For stable clinical ventricular tachycardias, a substrate based ablation approach is more effective than conventional ablation preventing recurrences from any ventricular tachycardias in patients with ischaemic cardiomyopathy, according to results of the VISTA study, which is the first randomised trial performed in this area.
Data from the VISTA (Ablation of clinical stable ventricular tachycardia versus substrate base ablation on long-term freedom from any ventricular tachycardia) open-label, randomised, multicentre study were presented by Luigi Di Biase (Texas Cardiac Arrhythmia Institute at St David’s Medical Center, Austin, USA and Albert Einstein College of Medicine, at Montefiore Hospital, New York, USA) at a Late-breaking trial session at HRS 2014.
Di Biase highlighted that non-randomised studies have previously suggested that substrate ablation is superior to conventional ablation of clinical stable ventricular tachycardia achieving freedom from any ventricular tachycardia at follow-up; however, randomised data were lacking.
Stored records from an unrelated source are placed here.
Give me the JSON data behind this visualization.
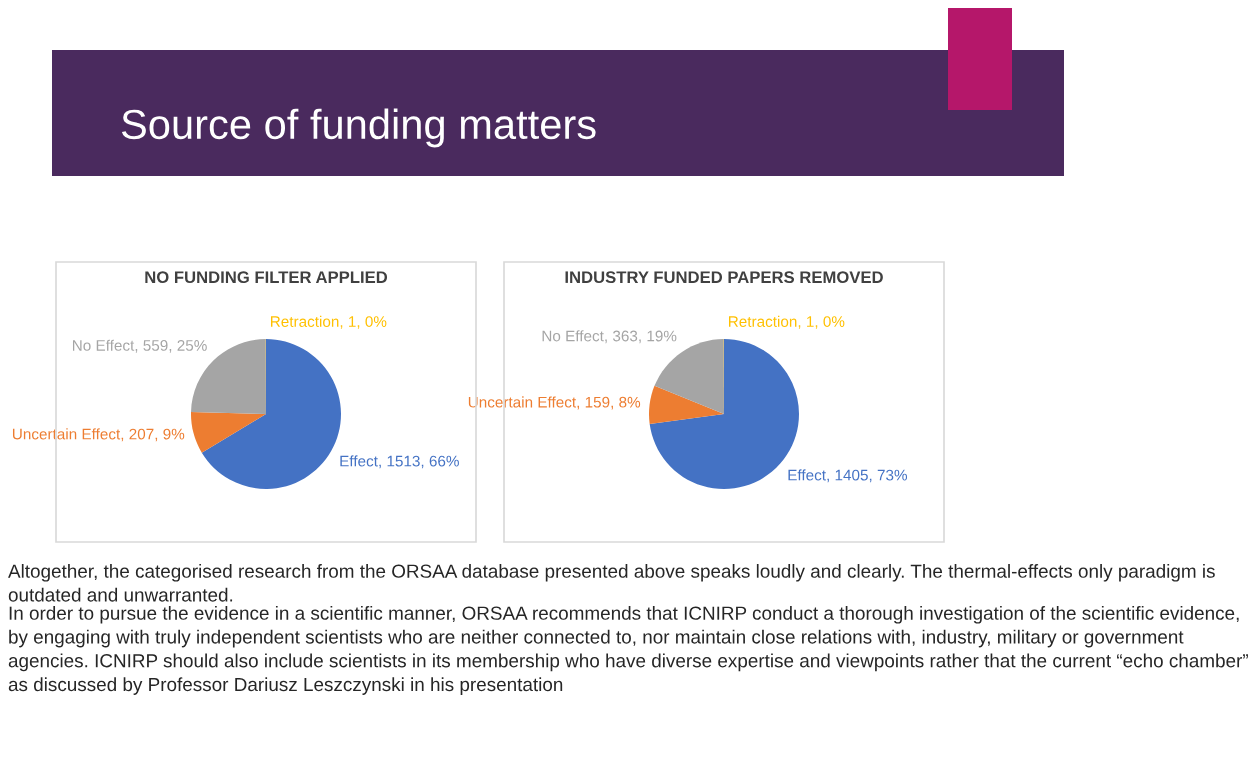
{
  "chart_data": [
    {
      "type": "pie",
      "title": "NO FUNDING FILTER APPLIED",
      "categories": [
        "Effect",
        "Uncertain Effect",
        "No Effect",
        "Retraction"
      ],
      "values": [
        1513,
        207,
        559,
        1
      ],
      "colors": [
        "#4472c4",
        "#ed7d31",
        "#a5a5a5",
        "#ffc000"
      ],
      "value_labels": [
        ", 1513, 66%",
        ", 207, 9%",
        ", 559, 25%",
        ", 1, 0%"
      ],
      "annotations": [
        "Source of funding matters"
      ]
    },
    {
      "type": "pie",
      "title": "INDUSTRY FUNDED PAPERS REMOVED",
      "categories": [
        "Effect",
        "Uncertain Effect",
        "No Effect",
        "Retraction"
      ],
      "values": [
        1405,
        159,
        363,
        1
      ],
      "colors": [
        "#4472c4",
        "#ed7d31",
        "#a5a5a5",
        "#ffc000"
      ],
      "value_labels": [
        ", 1405, 73%",
        ", 159, 8%",
        ", 363, 19%",
        ", 1, 0%"
      ],
      "annotations": [
        "Altogether, the categorised research from the ORSAA database presented above speaks loudly and clearly. The thermal-effects only paradigm is outdated and unwarranted.",
        "In order to pursue the evidence in a scientific manner, ORSAA recommends that ICNIRP conduct a thorough investigation of the scientific evidence, by engaging with truly independent scientists who are neither connected to, nor maintain close relations with, industry, military or government agencies. ICNIRP should also include scientists in its membership who have diverse expertise and viewpoints rather that the current “echo chamber” as discussed by Professor Dariusz Leszczynski in his presentation"
      ]
    }
  ]
}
Di Biase told Cardiac Rhythm News: “In the VISTA study we found that the substrate-based ablation approach allows performing ventricular tachycardia ablation while in sinus rhythm, therefore the procedure might be a bit easier for the physician and for the patient and with better success rates.” He said that 84.5% patients treated with the substrate based ablation approach were free from any clinical ventricular tachycardia at 12 months follow-up compared to 51.7% patients treated with the conventional approach.
Between April 2009 and July 2013, 118 patients with symptomatic, drug refractory, haemodinamically stable clinical ventricular tachycardias were enrolled at seven centres in the USA and Europe. They were randomly assigned (1:1 ratio) to conventional ventricular tachycardia ablation (n=60, mean age 65±12 years) and to substrate ablation (n=58, mean age 67±9 years). Baseline characteristics were not different between both groups and all patients were followed up for at least 12 months, with interrogations and office visits every three months, noted Di Biase.
He explained that the ablation strategy for the conventional approach included short linear ablation lesions placed across the ventricular tachycardia isthmus to terminate clinical ventricular tachycardia. It also included activation mapping, entrainment manoeuvres and pace mapping. For the substrate ablation approach, he said, lesions targeted the entire scar area as defined by 3D mapping to target all abnormal electrograms.
In both approaches, epicardial mapping and ablation were considered in case of inducible clinical ventricular tachycardias after endocardial ablation. Radiofrequency ablation with open irrigated catheter was used. Procedural and fluoroscopy times were not statistically different between groups, although a trend towards longer procedures was noted in the conventional ablation arm.
Overall, “a substrate ablation approach may improve the success rate and might reduce overall mortality in patients with ventricular tachycardia,” said Di Biase. He told delegates that no patients were lost to follow-up. More patients were on antiarrhythmic drugs after conventional ablation (58%) than those treated with the substrate based ablation approach (12%).
Di Biase noted that combined incidence of re-hospitalisation and mortality was “significantly higher” in the conventional group approach than in the substrate ablation approach (46.7% vs. 20.7%, p=0.003, respectively).
Conventional ventricular tachycardia ablation, after Cox multivariate analysis, was associated with three times more recurrence compared to substrate ablation (hazard ratio 3.1, p=0.01), said Di Biase.
Regarding complications, he commented, one arteriovenous fistula and two pericardial effusions occurred in the conventional group and three pericardial effusions were reported in the substrate ablation group. All effusions were treated conservatively.
Di Biase suggested the need for further randomised studies to confirm these results.